Christmas time usually brings feelings of joy and expectancy. Jesus’ birth assures us of a hope we can embrace. We have the remarkable blessing of being able to hold a Bible in our hands and flip a single page that separates the Old Testament from the New Testament. I wonder how often we forget the years of waiting in between. Somehow, a thread of hope fought through the darkness. A time when everything seemed bleak became the foundation for the miraculous birth of Christ.


His large, dark eyes gazed up at her face. She had never realized what it was like to love someone so fiercely until she held her firstborn son in her arms. They had decided to name him Melki - God is King. If her son lived past infancy, she would tell him the stories of their ancestors.

Melki grew older and true to her word, she told him many stories. The boy came to love the soft voice of his mother as she recounted their history.

“Ima, tell me about Micah again.”

“Melki, you already know this by heart,” she smiled, beginning anyways.  “Micah lived in the town of Moresheth. God came to him, instructing him to speak to the people of Jerusalem about coming destruction.”

“What happened to Jerusalem?” Melki prompted.

“The Babylonians took over. After years of our people being in captivity, Cyrus finally let us return to rebuild Jerusalem. Micah had good news to tell the people of Israel as well. ‘O Bethlehem Ephrathah, you are but a small Judean village, yet you will be the birthplace of my King who is alive from everlasting ages past!’”

Melki’s voice joined hers as he repeated the familiar words. “The birthplace of my King,” he whispered in awe. “When will this King come, Ima?”

“We do not know,” she sighed sadly.


Melki grew up, married, and had sons of his own. Years drifted by and the vivid hope he had once carried with him of the coming King faded. He told the stories of Abraham, Issac, Jacob, and Judah Maccabee, but none of his children were interested. Then one day, Melki heard that his mother was sick and hastily, he went to visit her. Though her face was wrinkled and she had become thin and pale, her voice was the same. He sat on a cushion near her feet and sighed. “Ima,” he whispered, “would you tell me the story of Isaiah?”

“You know this story. I don’t need to tell you,” she spoke quietly.

“I fear I’ve forgotten. No longer do I have any hope, Ima. I’ve waited my whole life and do you see what it has come to?” he asked bitterly. “Nothing, nothing at all! I have been faithful my whole life and nothing has changed. The Messiah hasn’t come. No prophets have arisen. All that’s left is a dusty, old dream I used to be willing to believe in.
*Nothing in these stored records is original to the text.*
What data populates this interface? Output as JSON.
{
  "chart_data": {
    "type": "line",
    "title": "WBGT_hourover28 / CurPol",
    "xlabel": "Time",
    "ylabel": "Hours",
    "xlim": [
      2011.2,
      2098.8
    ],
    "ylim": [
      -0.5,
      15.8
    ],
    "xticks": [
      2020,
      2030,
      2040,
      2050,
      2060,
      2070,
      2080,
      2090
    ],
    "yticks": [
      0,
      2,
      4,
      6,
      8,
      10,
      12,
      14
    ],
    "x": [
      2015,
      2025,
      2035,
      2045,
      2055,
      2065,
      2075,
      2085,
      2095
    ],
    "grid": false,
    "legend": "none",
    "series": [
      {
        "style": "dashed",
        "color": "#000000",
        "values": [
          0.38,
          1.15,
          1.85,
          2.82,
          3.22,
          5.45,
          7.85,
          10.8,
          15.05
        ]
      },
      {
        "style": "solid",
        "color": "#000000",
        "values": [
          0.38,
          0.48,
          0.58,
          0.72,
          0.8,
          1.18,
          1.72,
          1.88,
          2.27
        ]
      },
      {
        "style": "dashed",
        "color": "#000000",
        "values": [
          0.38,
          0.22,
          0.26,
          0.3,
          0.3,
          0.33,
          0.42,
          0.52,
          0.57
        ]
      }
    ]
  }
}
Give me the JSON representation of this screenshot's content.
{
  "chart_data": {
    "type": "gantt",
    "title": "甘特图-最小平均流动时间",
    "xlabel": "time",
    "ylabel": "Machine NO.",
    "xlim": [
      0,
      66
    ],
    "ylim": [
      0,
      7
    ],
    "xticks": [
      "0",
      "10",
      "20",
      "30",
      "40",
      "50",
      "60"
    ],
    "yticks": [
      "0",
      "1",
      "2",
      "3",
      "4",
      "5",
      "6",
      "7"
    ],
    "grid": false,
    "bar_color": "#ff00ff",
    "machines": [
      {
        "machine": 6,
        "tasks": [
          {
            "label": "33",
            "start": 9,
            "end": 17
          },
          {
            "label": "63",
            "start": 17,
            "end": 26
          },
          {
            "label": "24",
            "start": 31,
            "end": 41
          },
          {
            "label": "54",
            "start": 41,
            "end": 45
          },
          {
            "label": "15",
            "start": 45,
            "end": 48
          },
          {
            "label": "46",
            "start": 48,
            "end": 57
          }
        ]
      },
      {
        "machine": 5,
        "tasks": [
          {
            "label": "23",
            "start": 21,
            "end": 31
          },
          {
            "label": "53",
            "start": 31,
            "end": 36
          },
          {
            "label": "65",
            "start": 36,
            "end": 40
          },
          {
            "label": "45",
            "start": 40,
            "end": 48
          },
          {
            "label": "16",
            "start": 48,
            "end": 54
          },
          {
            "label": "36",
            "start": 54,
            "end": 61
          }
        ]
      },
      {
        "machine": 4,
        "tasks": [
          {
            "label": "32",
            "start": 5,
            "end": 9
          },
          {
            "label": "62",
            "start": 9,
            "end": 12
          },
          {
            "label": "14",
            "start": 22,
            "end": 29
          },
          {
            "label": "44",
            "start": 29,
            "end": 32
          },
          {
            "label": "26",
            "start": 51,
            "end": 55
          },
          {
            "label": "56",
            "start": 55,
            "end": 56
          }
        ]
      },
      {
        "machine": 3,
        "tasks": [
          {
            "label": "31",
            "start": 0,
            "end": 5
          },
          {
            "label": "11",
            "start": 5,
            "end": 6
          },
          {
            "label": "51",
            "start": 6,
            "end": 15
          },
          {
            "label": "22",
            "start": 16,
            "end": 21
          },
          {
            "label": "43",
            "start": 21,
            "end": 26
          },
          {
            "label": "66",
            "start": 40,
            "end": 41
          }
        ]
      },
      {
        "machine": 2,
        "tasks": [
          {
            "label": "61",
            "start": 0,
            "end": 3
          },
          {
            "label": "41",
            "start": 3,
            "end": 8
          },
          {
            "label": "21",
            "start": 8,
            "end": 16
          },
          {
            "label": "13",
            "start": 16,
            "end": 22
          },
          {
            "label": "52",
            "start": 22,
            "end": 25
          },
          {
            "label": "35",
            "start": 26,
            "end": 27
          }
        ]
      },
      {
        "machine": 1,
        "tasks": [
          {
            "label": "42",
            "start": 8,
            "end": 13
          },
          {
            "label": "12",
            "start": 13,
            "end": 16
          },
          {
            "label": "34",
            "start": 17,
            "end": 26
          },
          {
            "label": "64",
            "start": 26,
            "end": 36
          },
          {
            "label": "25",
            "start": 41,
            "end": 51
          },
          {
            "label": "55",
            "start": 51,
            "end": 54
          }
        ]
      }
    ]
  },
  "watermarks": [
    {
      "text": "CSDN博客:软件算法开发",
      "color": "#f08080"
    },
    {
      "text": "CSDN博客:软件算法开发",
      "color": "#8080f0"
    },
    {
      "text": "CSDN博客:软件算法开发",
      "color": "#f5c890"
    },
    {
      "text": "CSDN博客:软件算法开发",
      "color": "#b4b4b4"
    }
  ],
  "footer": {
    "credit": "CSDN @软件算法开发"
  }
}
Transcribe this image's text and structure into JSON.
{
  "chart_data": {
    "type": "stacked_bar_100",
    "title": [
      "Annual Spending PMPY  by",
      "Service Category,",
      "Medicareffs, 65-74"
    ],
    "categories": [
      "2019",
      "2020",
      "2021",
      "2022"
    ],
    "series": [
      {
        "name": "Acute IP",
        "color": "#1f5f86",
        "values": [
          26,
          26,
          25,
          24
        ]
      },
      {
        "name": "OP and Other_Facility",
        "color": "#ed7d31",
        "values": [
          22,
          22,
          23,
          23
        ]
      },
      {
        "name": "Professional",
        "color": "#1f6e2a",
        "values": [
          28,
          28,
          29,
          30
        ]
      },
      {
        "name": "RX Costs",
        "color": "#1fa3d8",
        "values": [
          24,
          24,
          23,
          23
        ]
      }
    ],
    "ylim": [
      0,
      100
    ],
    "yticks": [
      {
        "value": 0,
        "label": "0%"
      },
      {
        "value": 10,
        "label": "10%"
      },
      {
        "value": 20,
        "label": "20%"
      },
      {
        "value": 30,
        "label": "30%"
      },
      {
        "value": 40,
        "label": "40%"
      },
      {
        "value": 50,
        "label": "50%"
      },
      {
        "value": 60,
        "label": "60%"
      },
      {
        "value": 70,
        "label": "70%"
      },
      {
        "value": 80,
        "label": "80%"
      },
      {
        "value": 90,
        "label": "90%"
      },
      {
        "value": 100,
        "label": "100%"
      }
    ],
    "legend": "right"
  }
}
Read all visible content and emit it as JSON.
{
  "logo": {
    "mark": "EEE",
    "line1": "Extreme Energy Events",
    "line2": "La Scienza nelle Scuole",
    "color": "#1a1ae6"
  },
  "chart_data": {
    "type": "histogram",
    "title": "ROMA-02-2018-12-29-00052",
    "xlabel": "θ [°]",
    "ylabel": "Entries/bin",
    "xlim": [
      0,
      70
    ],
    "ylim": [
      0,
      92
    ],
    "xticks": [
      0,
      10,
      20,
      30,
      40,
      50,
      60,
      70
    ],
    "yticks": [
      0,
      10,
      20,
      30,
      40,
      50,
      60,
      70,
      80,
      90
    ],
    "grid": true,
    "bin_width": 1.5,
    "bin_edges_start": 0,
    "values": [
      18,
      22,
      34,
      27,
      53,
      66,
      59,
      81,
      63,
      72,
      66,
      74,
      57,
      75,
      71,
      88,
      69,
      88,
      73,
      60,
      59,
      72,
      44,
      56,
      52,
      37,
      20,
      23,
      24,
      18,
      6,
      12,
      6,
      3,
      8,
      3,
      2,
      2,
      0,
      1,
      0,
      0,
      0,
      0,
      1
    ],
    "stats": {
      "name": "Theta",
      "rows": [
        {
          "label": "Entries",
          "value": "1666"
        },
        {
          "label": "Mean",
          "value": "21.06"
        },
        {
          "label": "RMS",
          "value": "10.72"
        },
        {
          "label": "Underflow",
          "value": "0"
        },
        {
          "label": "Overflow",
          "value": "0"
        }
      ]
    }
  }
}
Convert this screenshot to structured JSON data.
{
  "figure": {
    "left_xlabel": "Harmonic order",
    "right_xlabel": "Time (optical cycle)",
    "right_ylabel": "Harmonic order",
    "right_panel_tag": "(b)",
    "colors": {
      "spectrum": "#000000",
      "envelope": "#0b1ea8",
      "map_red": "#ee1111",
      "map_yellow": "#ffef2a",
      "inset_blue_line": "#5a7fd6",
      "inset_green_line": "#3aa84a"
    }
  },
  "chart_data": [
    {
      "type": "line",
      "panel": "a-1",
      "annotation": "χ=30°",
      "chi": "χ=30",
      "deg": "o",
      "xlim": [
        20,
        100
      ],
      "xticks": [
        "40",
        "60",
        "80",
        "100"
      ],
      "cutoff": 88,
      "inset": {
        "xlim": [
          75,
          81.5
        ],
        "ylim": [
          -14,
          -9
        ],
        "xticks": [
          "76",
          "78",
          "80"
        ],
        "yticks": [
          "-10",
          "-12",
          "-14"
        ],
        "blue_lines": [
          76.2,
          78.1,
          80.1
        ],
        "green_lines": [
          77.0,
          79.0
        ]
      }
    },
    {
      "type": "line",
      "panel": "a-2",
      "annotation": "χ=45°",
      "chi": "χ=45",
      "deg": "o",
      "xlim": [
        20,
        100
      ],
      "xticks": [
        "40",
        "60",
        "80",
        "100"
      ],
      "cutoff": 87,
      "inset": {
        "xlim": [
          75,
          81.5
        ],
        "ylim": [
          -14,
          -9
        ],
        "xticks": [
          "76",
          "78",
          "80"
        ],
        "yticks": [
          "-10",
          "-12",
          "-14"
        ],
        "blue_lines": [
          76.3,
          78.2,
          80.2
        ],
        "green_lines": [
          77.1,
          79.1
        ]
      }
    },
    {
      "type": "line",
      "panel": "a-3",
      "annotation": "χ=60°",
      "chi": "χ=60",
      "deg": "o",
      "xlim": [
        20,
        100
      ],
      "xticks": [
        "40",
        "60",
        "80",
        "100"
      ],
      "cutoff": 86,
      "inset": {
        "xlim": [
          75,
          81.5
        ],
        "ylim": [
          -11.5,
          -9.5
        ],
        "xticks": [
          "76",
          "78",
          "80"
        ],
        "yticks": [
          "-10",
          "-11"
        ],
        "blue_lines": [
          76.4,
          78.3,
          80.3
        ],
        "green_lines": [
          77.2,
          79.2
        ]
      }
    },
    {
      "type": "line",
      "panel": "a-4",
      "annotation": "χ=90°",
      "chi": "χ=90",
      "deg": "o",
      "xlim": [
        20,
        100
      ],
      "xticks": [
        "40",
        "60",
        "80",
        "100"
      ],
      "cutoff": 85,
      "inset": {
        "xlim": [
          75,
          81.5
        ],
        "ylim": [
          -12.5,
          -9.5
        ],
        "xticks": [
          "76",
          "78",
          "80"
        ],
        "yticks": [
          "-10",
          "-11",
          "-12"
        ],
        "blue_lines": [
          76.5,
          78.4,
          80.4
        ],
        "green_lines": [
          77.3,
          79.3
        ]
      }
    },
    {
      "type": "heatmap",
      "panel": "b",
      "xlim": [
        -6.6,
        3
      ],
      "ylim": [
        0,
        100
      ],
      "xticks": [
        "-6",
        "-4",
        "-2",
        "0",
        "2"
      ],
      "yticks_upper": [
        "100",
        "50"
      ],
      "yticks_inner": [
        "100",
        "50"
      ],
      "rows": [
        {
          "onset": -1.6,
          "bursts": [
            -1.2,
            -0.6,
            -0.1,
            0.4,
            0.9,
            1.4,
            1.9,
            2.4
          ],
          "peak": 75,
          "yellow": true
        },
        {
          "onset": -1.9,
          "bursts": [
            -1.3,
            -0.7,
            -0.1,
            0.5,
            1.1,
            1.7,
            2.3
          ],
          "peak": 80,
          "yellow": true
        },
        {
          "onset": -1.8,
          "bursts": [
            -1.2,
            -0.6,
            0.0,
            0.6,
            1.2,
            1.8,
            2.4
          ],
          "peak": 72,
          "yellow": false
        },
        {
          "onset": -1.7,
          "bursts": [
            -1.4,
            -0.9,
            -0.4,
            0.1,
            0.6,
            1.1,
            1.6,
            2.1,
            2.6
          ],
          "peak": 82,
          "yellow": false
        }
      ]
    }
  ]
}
How can I have hope that things will change when my whole life has been the same every day?”

“Melki, you talk like your great-grandfather. I remember sitting up at night listening to my relatives say the same things you just said. No new prophets. No visions or dreams.”

Melki turned his head away. “Then why do we have any hope? If I think about it, my great-great-grandchildren will probably still be living in Nazareth, tending to the fields, and going to synagogue every Shabbat waiting for the Messiah to come.”

“But what if they’re not, Melki?” her eyes shone brightly. “What if they aren’t still waiting for the Messiah because he has already come? The time is getting closer, my son. We don’t know when He is coming so we must be prepared every moment.”

“Ima, I want to believe you but two hundred years of silence from Jehovah is hard to understand.”

“It may seem like silence to us, but maybe on the other side of the curtain, Jehovah is preparing the next scene. When that curtain is split, a whole new chapter will begin.”


Melki remembered his mother’s words and a newly kindled hope flickered in his heart. The years passed by but he held on to the prophet’s message. Oh Bethlehem, though you are small among the tribes of Judah, you will be the birthplace of my coming King.

The day came when Melki became sick and he knew he was nearing the end. His son stood in the room, waiting for his father to bless him. “My son,” Melki whispered huskily, “Prepare for the coming Messiah.”

“Jehovah has been silent for hundreds of years, Father. My life will end without me ever seeing Him.”

“We do not know that.”

“Then what do I do in the meantime?”

“We wait expectantly. Jehovah is faithful. Remember this, my son.”

Melki died, but not without hope. He lived in anticipation of the coming King. And so it went that Melki was the father of Levi, who was the father of Matthat, who was the father of Eli, who was the father of Mary, the mother of Jesus Christ.